Deduction for Taxes on Car Purchases
When purchasing a new “qualified motor vehicle,” an income tax deduction may be available for state and local sales taxes paid. The vehicle purchase date must fall on or after February 17, 2009, and before January 1, 2010.
A qualified vehicle may be an automobile, light truck, motorcycle or motor home. The deduction is only for new car purchase up to $49,500 for taxpayers who do not elect to claim state and local sales taxes as an itemized deductions. There is a phase-out at certain income levels.

Economic Recovery Payment
There is a one-time payment for adults who are eligible for Social Security benefits, Railroad Retirement benefits, veteran’s disability compensation or pension benefits, or qualifying individuals who are eligible for Supplemental Security Income benefits. This is only for those who were eligible for one of the programs in any of the three months prior to the Act’s enactment. The maximum benefit is $250. If the taxpayer is also eligible for “Making Work Pay,” that credit will be reduced by any economic recovery paid.

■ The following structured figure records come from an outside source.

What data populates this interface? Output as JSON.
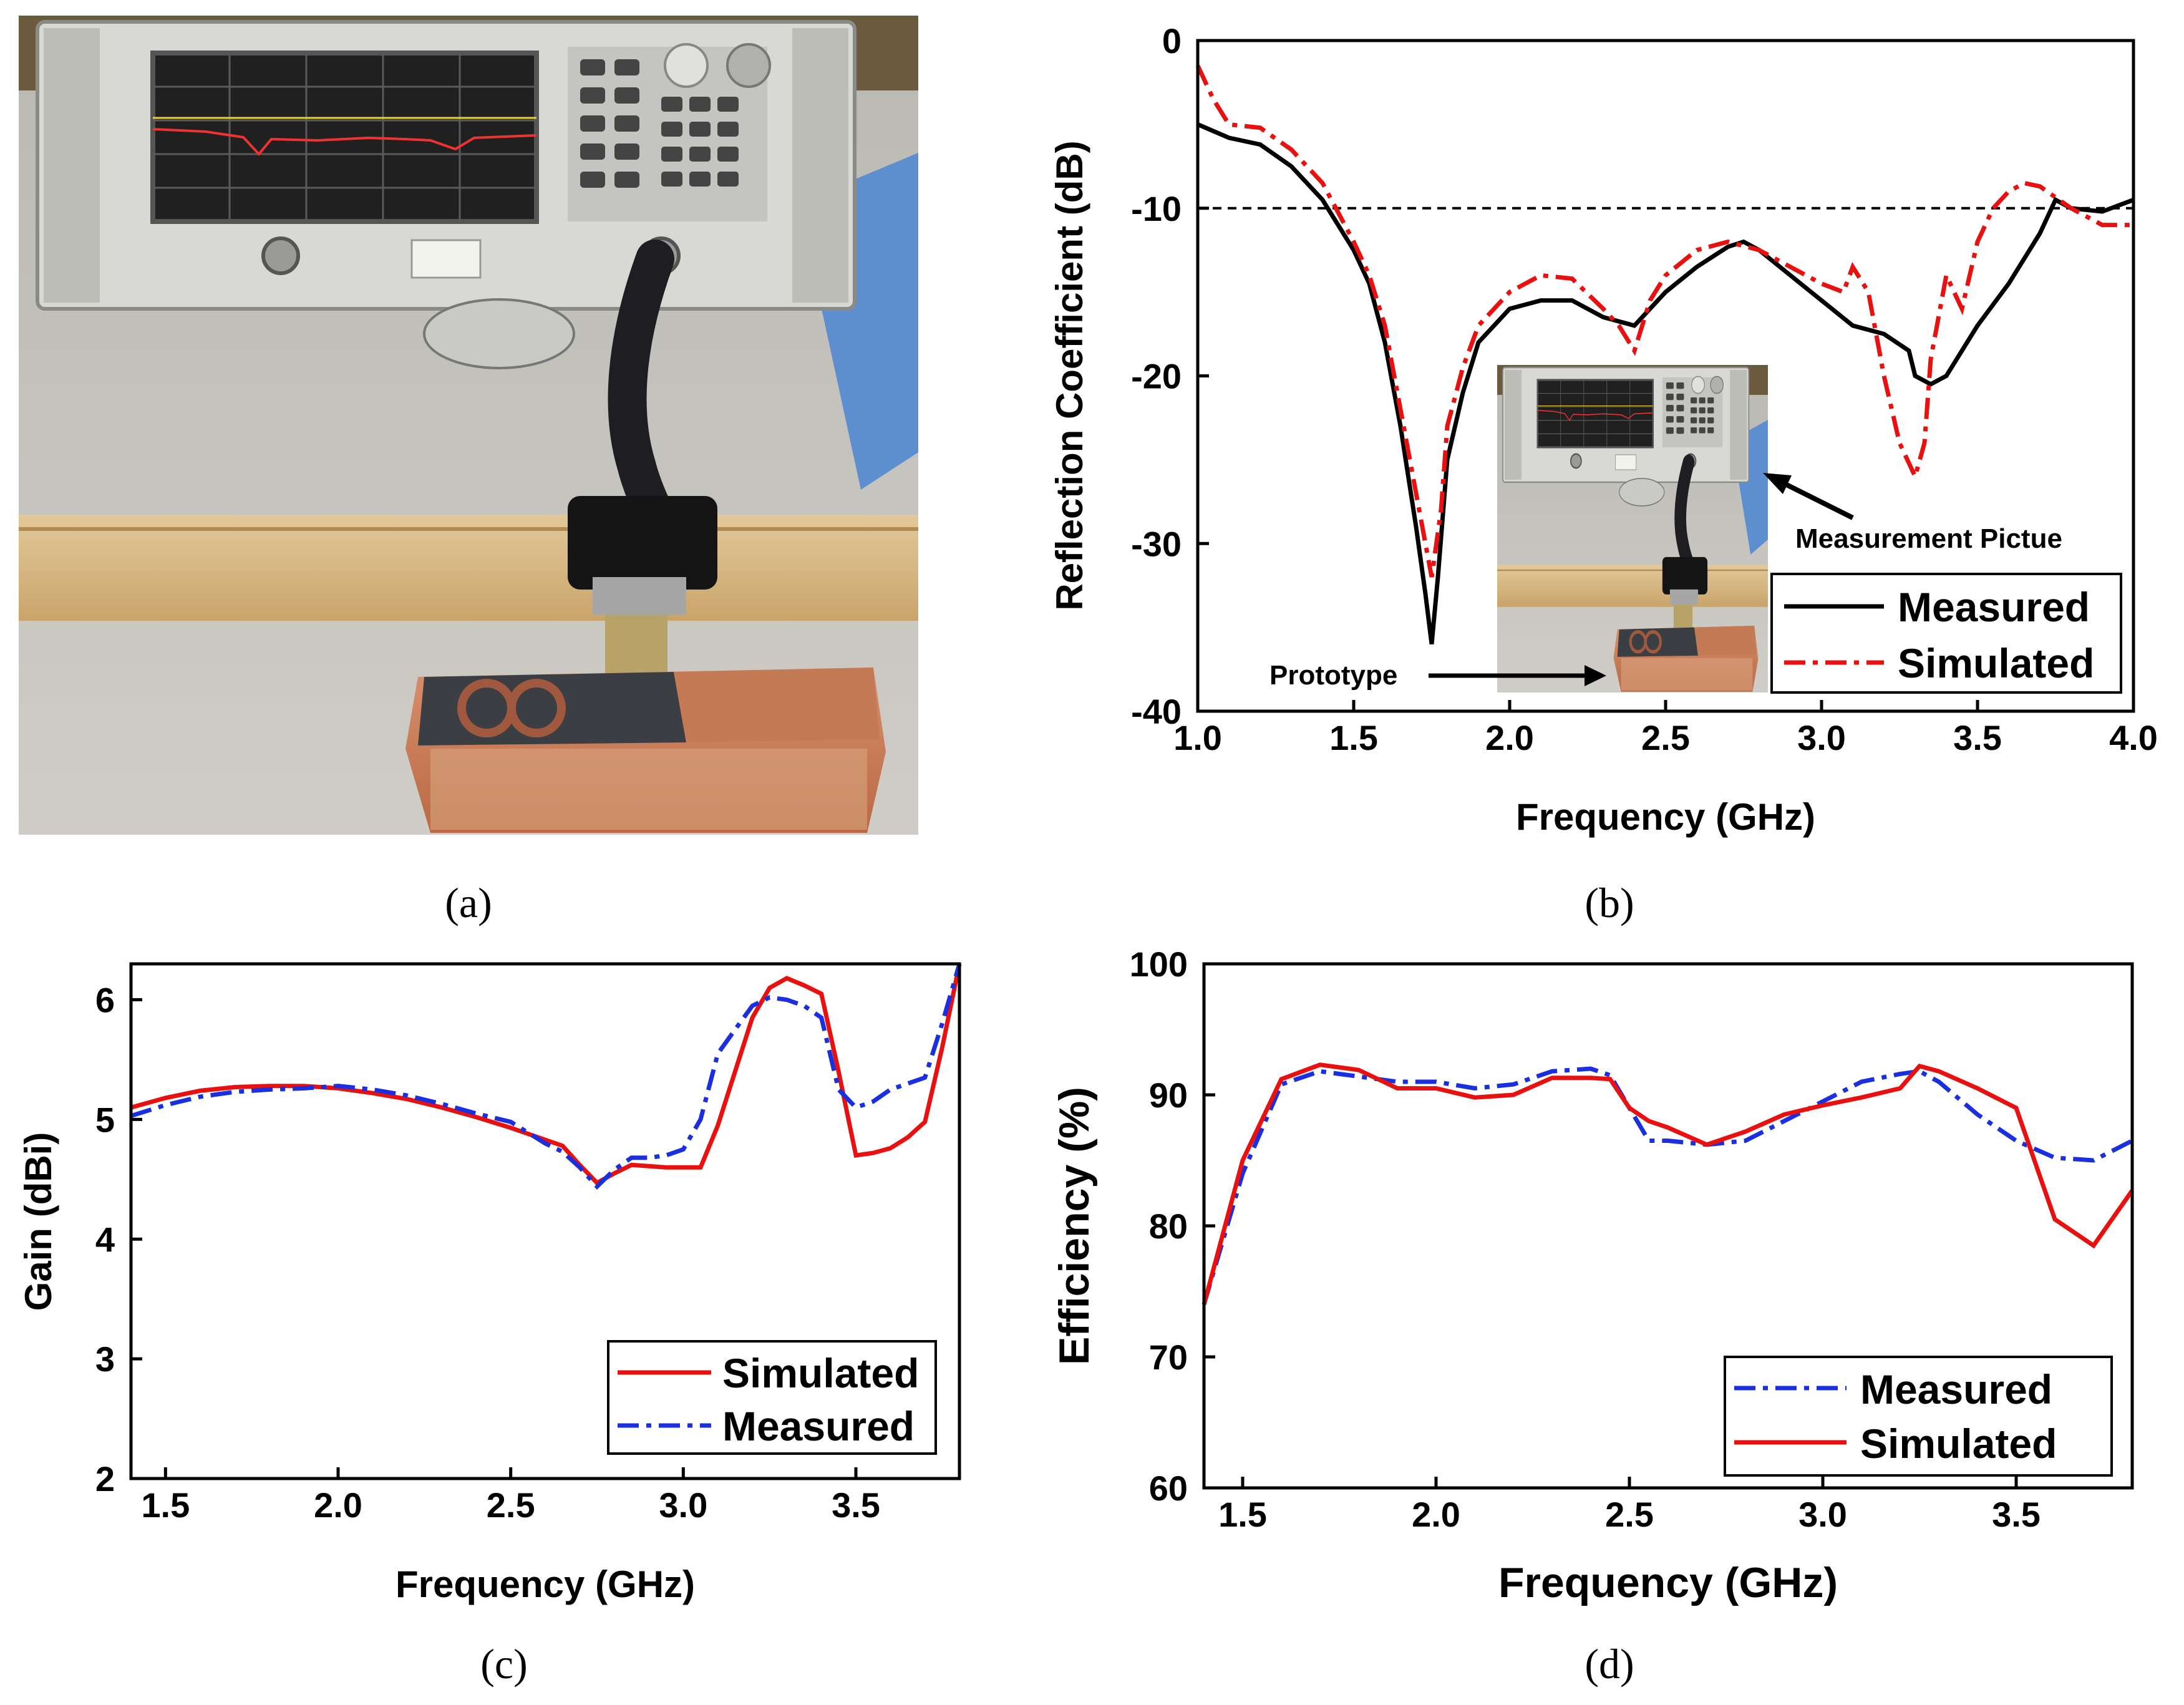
{
  "captions": {
    "a": "(a)",
    "b": "(b)",
    "c": "(c)",
    "d": "(d)"
  },
  "photo": {
    "panel": "Measurement setup photo with network analyzer, cable, and copper prototype"
  },
  "colors": {
    "measured_b": "#000000",
    "simulated_red": "#e8110f",
    "measured_blue": "#1a2fe0",
    "threshold": "#000000"
  },
  "chart_data": [
    {
      "id": "b",
      "type": "line",
      "xlabel": "Frequency (GHz)",
      "ylabel": "Reflection Coefficient (dB)",
      "xlim": [
        1.0,
        4.0
      ],
      "ylim": [
        -40,
        0
      ],
      "xticks": [
        1.0,
        1.5,
        2.0,
        2.5,
        3.0,
        3.5,
        4.0
      ],
      "xtick_labels": [
        "1.0",
        "1.5",
        "2.0",
        "2.5",
        "3.0",
        "3.5",
        "4.0"
      ],
      "yticks": [
        0,
        -10,
        -20,
        -30,
        -40
      ],
      "ytick_labels": [
        "0",
        "-10",
        "-20",
        "-30",
        "-40"
      ],
      "threshold": -10,
      "legend": [
        "Measured",
        "Simulated"
      ],
      "annotations": [
        "Measurement Pictue",
        "Prototype"
      ],
      "series": [
        {
          "name": "Measured",
          "style": "solid",
          "x": [
            1.0,
            1.1,
            1.2,
            1.3,
            1.4,
            1.5,
            1.55,
            1.6,
            1.65,
            1.7,
            1.73,
            1.75,
            1.77,
            1.8,
            1.85,
            1.9,
            2.0,
            2.1,
            2.2,
            2.3,
            2.4,
            2.5,
            2.6,
            2.7,
            2.75,
            2.8,
            2.9,
            3.0,
            3.1,
            3.2,
            3.28,
            3.3,
            3.35,
            3.4,
            3.5,
            3.6,
            3.7,
            3.75,
            3.8,
            3.9,
            4.0
          ],
          "y": [
            -5,
            -5.8,
            -6.2,
            -7.5,
            -9.5,
            -12.5,
            -14.5,
            -18,
            -23,
            -29,
            -33,
            -36,
            -32,
            -25,
            -21,
            -18,
            -16,
            -15.5,
            -15.5,
            -16.5,
            -17,
            -15,
            -13.5,
            -12.3,
            -12,
            -12.5,
            -14,
            -15.5,
            -17,
            -17.5,
            -18.5,
            -20,
            -20.5,
            -20,
            -17,
            -14.5,
            -11.5,
            -9.5,
            -10,
            -10.2,
            -9.5
          ]
        },
        {
          "name": "Simulated",
          "style": "dashdot",
          "x": [
            1.0,
            1.05,
            1.1,
            1.2,
            1.3,
            1.4,
            1.5,
            1.55,
            1.6,
            1.65,
            1.7,
            1.73,
            1.75,
            1.78,
            1.8,
            1.85,
            1.9,
            2.0,
            2.1,
            2.2,
            2.3,
            2.35,
            2.4,
            2.45,
            2.5,
            2.6,
            2.7,
            2.8,
            2.9,
            3.0,
            3.07,
            3.1,
            3.15,
            3.2,
            3.25,
            3.3,
            3.33,
            3.35,
            3.4,
            3.45,
            3.5,
            3.55,
            3.6,
            3.65,
            3.7,
            3.8,
            3.9,
            4.0
          ],
          "y": [
            -1.5,
            -3.5,
            -5,
            -5.2,
            -6.5,
            -8.5,
            -12,
            -14,
            -17,
            -22,
            -27,
            -30,
            -32,
            -28,
            -23,
            -19.5,
            -17,
            -15,
            -14,
            -14.2,
            -16,
            -17,
            -18.5,
            -15.5,
            -14,
            -12.5,
            -12,
            -12.5,
            -13.5,
            -14.5,
            -15,
            -13.5,
            -15,
            -20,
            -24,
            -26,
            -24,
            -19,
            -14,
            -16,
            -12,
            -10,
            -9,
            -8.5,
            -8.7,
            -10,
            -11,
            -11
          ]
        }
      ]
    },
    {
      "id": "c",
      "type": "line",
      "xlabel": "Frequency (GHz)",
      "ylabel": "Gain (dBi)",
      "xlim": [
        1.4,
        3.8
      ],
      "ylim": [
        2,
        6.3
      ],
      "xticks": [
        1.5,
        2.0,
        2.5,
        3.0,
        3.5
      ],
      "xtick_labels": [
        "1.5",
        "2.0",
        "2.5",
        "3.0",
        "3.5"
      ],
      "yticks": [
        2,
        3,
        4,
        5,
        6
      ],
      "ytick_labels": [
        "2",
        "3",
        "4",
        "5",
        "6"
      ],
      "legend": [
        "Simulated",
        "Measured"
      ],
      "series": [
        {
          "name": "Simulated",
          "style": "solid",
          "x": [
            1.4,
            1.5,
            1.6,
            1.7,
            1.8,
            1.9,
            2.0,
            2.1,
            2.2,
            2.3,
            2.4,
            2.5,
            2.6,
            2.65,
            2.7,
            2.75,
            2.8,
            2.85,
            2.9,
            2.95,
            3.0,
            3.05,
            3.1,
            3.15,
            3.2,
            3.25,
            3.3,
            3.35,
            3.4,
            3.45,
            3.5,
            3.55,
            3.6,
            3.65,
            3.7,
            3.75,
            3.8
          ],
          "y": [
            5.1,
            5.18,
            5.24,
            5.27,
            5.28,
            5.28,
            5.26,
            5.22,
            5.17,
            5.1,
            5.02,
            4.93,
            4.83,
            4.78,
            4.62,
            4.47,
            4.55,
            4.62,
            4.61,
            4.6,
            4.6,
            4.6,
            4.95,
            5.4,
            5.85,
            6.1,
            6.18,
            6.12,
            6.05,
            5.4,
            4.7,
            4.72,
            4.76,
            4.85,
            4.98,
            5.6,
            6.3
          ]
        },
        {
          "name": "Measured",
          "style": "dashdot",
          "x": [
            1.4,
            1.5,
            1.6,
            1.7,
            1.8,
            1.9,
            2.0,
            2.1,
            2.2,
            2.3,
            2.4,
            2.5,
            2.6,
            2.65,
            2.7,
            2.75,
            2.8,
            2.85,
            2.9,
            2.95,
            3.0,
            3.05,
            3.1,
            3.15,
            3.2,
            3.25,
            3.3,
            3.35,
            3.4,
            3.45,
            3.5,
            3.55,
            3.6,
            3.65,
            3.7,
            3.75,
            3.8
          ],
          "y": [
            5.03,
            5.12,
            5.19,
            5.23,
            5.25,
            5.26,
            5.28,
            5.25,
            5.2,
            5.13,
            5.05,
            4.98,
            4.8,
            4.73,
            4.6,
            4.44,
            4.58,
            4.68,
            4.68,
            4.7,
            4.75,
            5.0,
            5.55,
            5.75,
            5.95,
            6.02,
            6.0,
            5.95,
            5.85,
            5.25,
            5.1,
            5.15,
            5.25,
            5.3,
            5.35,
            5.8,
            6.3
          ]
        }
      ]
    },
    {
      "id": "d",
      "type": "line",
      "xlabel": "Frequency (GHz)",
      "ylabel": "Efficiency (%)",
      "xlim": [
        1.4,
        3.8
      ],
      "ylim": [
        60,
        100
      ],
      "xticks": [
        1.5,
        2.0,
        2.5,
        3.0,
        3.5
      ],
      "xtick_labels": [
        "1.5",
        "2.0",
        "2.5",
        "3.0",
        "3.5"
      ],
      "yticks": [
        60,
        70,
        80,
        90,
        100
      ],
      "ytick_labels": [
        "60",
        "70",
        "80",
        "90",
        "100"
      ],
      "legend": [
        "Measured",
        "Simulated"
      ],
      "series": [
        {
          "name": "Measured",
          "style": "dashdot",
          "x": [
            1.4,
            1.5,
            1.6,
            1.7,
            1.8,
            1.9,
            2.0,
            2.1,
            2.2,
            2.3,
            2.4,
            2.45,
            2.5,
            2.55,
            2.6,
            2.7,
            2.8,
            2.9,
            3.0,
            3.1,
            3.2,
            3.25,
            3.3,
            3.4,
            3.5,
            3.6,
            3.7,
            3.8
          ],
          "y": [
            74,
            84,
            90.8,
            91.8,
            91.4,
            91,
            91,
            90.5,
            90.8,
            91.8,
            92,
            91.5,
            89,
            86.5,
            86.5,
            86.2,
            86.5,
            88,
            89.5,
            91,
            91.6,
            91.8,
            91,
            88.5,
            86.5,
            85.2,
            85,
            86.5
          ]
        },
        {
          "name": "Simulated",
          "style": "solid",
          "x": [
            1.4,
            1.5,
            1.6,
            1.7,
            1.8,
            1.9,
            2.0,
            2.1,
            2.2,
            2.3,
            2.4,
            2.45,
            2.5,
            2.55,
            2.6,
            2.7,
            2.8,
            2.9,
            3.0,
            3.1,
            3.2,
            3.25,
            3.3,
            3.4,
            3.5,
            3.6,
            3.7,
            3.8
          ],
          "y": [
            74,
            85,
            91.2,
            92.3,
            91.9,
            90.5,
            90.5,
            89.8,
            90,
            91.3,
            91.3,
            91.2,
            89,
            88,
            87.5,
            86.2,
            87.2,
            88.5,
            89.2,
            89.8,
            90.5,
            92.2,
            91.8,
            90.5,
            89,
            80.5,
            78.5,
            82.7
          ]
        }
      ]
    }
  ]
}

First-time Homebuyer Credit

The new law extends and enhances a tax credit put in place last year to encourage home sales. The credit gives first-time homebuyers a temporary refundable tax credit equal to 10 percent of the purchase price of a home up to $8,000 ($4,000 for married individuals filing separately) The credit begins to phase out for higher-income taxpayers. Initially, the credit was effective for homes purchased on or after April 9, 2008, and before July 1, 2009. The new law extends the credit through November 30, 2009. Moreover, the new law eliminates the repayment requirement for homes purchased after December 31, 2008 and before December 1, 2009. This is a significant enhancement.

Energy Incentives for Individuals

The new law enhances several energy tax incentives that reward taxpayers for installing energy-efficient property and alternative sources of energy in their homes. Among the types of energy-efficient property that may qualify for a tax break are certain heat pumps, furnaces, windows and doors. There is also a tax break for purchasers of plug-in electric vehicles.

Exclusion for Unemployment Compensation
The Act allows for the first $2,400 of unemployment benefits received in 2009 to be excluded from gross income.

Child Tax Credit
Congress has tinkered with the current $1,000 child tax credit many times in recent years. The new law increases the refundable portion of the child tax credit for 2009 and 2010. Taxpayers are eligible for a refundable credit equal to 15 percent of their earned income in excess of $3,000 subject to certain restrictions and phase-outs.

Higher AMT Exemption Amounts
The alternative minimum tax (AMT) was created to ensure that very wealthy individuals pay their fair share of federal taxes. Over time, the AMT has encroached on middle income taxpayers, largely because it was not indexed for inflation. To help middle income taxpayers avoid the AMT, the new law increases the AMT exemption amounts and allows taxpayers to take most personal credits to reduce AMT liability for 2009.